The Kitchen Without Limits
Chefs Daniel Humm, Homaro Cantu, Jose Andres and more share their ultimate fantasy kitchen tools — adherence to the laws of physics not required.
In many ways, we're already living in the future: Kitchen technology is finally at the point where a chef can, without too much effort, serve a levitating amuse-bouche or an exquisitely miniature dish comprised of 86 individual ingredients. While most home cooks can only fantasize about having at our disposal the types of cutting-edge gadgetry stockpiled at the world's top restaurants, a creative chef can always dream bigger. We asked six chefs to defy the laws of time and space to develop their ultimate fantasy kitchen tool.
Daniel Humm, Eleven Madison Park
The Conveyer of Optimum Excellence:
1. A black hole in each trash bin to discard trash into a compost heap in a galaxy far far away.
2. A cryovac machine that bends the laws of time: instant dry age, instant 48 hour sous vide, instant marinade, etc.
3. A quality improvement machine: put in a mediocre ingredient, and it comes out the best in the world.
(See fig. 1)
Anthony Martin, TRU
It might sound ridiculous, but I thought it would be cool to have a cookbook based on the Tupac Coachella hologram that could project an image of a first generation chef like Escoffier walking you through chateaubriand or other recipes and show you their technique. Unless a cookbook has great photos, it's even difficult for me to read through. That would be the ultimate kitchen tool, to be able to actually watch and see the technique. (See fig. 2)
Credit: Anthony Martin
Jose Andres, The Bazaar
My dream kitchen tool is a solar pot that could be used in developing countries where clean energy is not readily available. It would be "the pot that will feed that many"!
Homaro Cantu, Moto
You know when you're on your computer desktop and you push your data into the recycle bin? This invention will take all of that data and turn it into thermal energy for a cooktop. There is something in that data, so instead of erasing it, it would just recycle that energy as fuel for cooking your food properly.
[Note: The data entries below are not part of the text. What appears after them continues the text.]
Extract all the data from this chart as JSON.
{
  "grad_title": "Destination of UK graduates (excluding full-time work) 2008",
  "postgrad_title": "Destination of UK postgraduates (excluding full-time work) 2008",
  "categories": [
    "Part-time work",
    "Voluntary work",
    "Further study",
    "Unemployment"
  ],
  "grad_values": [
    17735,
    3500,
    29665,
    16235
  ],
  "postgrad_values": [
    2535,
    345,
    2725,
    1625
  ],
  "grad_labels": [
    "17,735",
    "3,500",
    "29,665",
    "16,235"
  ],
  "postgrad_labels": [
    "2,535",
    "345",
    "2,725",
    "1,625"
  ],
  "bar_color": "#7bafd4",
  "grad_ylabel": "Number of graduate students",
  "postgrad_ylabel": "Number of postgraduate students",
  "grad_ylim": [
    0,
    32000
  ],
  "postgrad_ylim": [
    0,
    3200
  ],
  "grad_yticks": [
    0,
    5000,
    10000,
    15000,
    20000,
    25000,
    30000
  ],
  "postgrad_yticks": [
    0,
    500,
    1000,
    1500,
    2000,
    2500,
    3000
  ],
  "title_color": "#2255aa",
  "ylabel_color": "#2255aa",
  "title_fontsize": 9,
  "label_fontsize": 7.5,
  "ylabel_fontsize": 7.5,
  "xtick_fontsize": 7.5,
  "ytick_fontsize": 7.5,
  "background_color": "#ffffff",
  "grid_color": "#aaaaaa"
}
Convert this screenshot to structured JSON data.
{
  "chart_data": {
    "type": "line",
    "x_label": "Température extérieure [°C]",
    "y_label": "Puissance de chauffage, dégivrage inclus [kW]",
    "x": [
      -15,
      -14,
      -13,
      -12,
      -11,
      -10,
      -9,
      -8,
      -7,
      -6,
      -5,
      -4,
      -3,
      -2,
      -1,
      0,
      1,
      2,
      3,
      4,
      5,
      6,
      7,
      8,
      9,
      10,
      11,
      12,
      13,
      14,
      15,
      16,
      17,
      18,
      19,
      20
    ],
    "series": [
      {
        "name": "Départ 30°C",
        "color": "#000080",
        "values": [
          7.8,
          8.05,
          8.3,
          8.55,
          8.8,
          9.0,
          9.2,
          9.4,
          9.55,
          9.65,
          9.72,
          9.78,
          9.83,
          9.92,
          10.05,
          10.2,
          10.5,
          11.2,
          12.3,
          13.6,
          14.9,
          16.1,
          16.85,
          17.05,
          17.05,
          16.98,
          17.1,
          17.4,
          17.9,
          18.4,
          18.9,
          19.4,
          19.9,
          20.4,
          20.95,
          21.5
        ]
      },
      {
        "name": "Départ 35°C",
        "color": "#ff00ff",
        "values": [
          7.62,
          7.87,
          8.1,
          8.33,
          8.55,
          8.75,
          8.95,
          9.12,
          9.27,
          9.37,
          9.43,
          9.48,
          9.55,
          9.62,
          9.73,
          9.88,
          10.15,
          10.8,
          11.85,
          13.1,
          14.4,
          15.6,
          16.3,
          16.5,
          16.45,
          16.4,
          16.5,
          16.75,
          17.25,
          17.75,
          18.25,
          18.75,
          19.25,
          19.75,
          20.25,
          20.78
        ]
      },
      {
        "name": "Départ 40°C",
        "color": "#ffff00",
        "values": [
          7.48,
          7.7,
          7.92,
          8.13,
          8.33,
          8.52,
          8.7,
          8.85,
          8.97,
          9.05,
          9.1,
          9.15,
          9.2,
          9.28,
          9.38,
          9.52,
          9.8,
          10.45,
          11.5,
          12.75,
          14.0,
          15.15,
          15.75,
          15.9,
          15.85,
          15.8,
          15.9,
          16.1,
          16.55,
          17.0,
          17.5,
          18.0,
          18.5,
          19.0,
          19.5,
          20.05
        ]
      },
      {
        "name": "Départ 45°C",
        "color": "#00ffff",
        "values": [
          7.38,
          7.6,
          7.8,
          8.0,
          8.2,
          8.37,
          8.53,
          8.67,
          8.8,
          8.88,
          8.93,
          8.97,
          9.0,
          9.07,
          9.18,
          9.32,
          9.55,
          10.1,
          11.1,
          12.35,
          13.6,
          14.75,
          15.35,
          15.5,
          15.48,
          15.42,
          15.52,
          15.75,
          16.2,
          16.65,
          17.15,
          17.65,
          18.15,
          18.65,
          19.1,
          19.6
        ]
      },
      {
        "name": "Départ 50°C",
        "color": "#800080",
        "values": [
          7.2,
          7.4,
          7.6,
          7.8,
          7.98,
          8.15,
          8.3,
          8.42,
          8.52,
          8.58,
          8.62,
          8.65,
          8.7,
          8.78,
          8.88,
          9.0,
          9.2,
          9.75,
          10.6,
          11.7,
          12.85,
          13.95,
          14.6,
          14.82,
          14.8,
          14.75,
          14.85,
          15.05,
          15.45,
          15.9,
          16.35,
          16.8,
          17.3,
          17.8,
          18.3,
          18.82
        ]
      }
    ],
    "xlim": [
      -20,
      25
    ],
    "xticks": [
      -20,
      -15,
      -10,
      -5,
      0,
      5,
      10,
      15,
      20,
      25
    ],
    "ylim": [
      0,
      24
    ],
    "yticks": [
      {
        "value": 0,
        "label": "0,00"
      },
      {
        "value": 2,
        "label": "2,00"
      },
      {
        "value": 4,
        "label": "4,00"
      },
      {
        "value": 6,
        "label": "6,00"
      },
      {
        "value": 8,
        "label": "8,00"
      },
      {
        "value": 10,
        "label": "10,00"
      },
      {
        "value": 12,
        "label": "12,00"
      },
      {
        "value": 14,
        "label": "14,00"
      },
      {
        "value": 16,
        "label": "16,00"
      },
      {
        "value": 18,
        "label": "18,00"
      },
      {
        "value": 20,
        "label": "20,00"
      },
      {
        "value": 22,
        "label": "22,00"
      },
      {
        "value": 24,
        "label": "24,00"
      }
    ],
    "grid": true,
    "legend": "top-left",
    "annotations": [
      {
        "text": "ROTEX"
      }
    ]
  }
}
Andrew Brochu, Graham Elliot
I would love to have a kitchen inspired by the movie Cube that would have fully stocked, self-cleaning stations for every chef. I would have a central control station where I could climb between every kitchen to manage them.
Matthew Kirkley, L2O
I'd love to have a time machine. There are all these chefs I idolized growing up that I never had a chance to work with, so it would be awesome to go back in time and pick vegetables with Alain Chapel at the market in the '70s, or cook with the masters.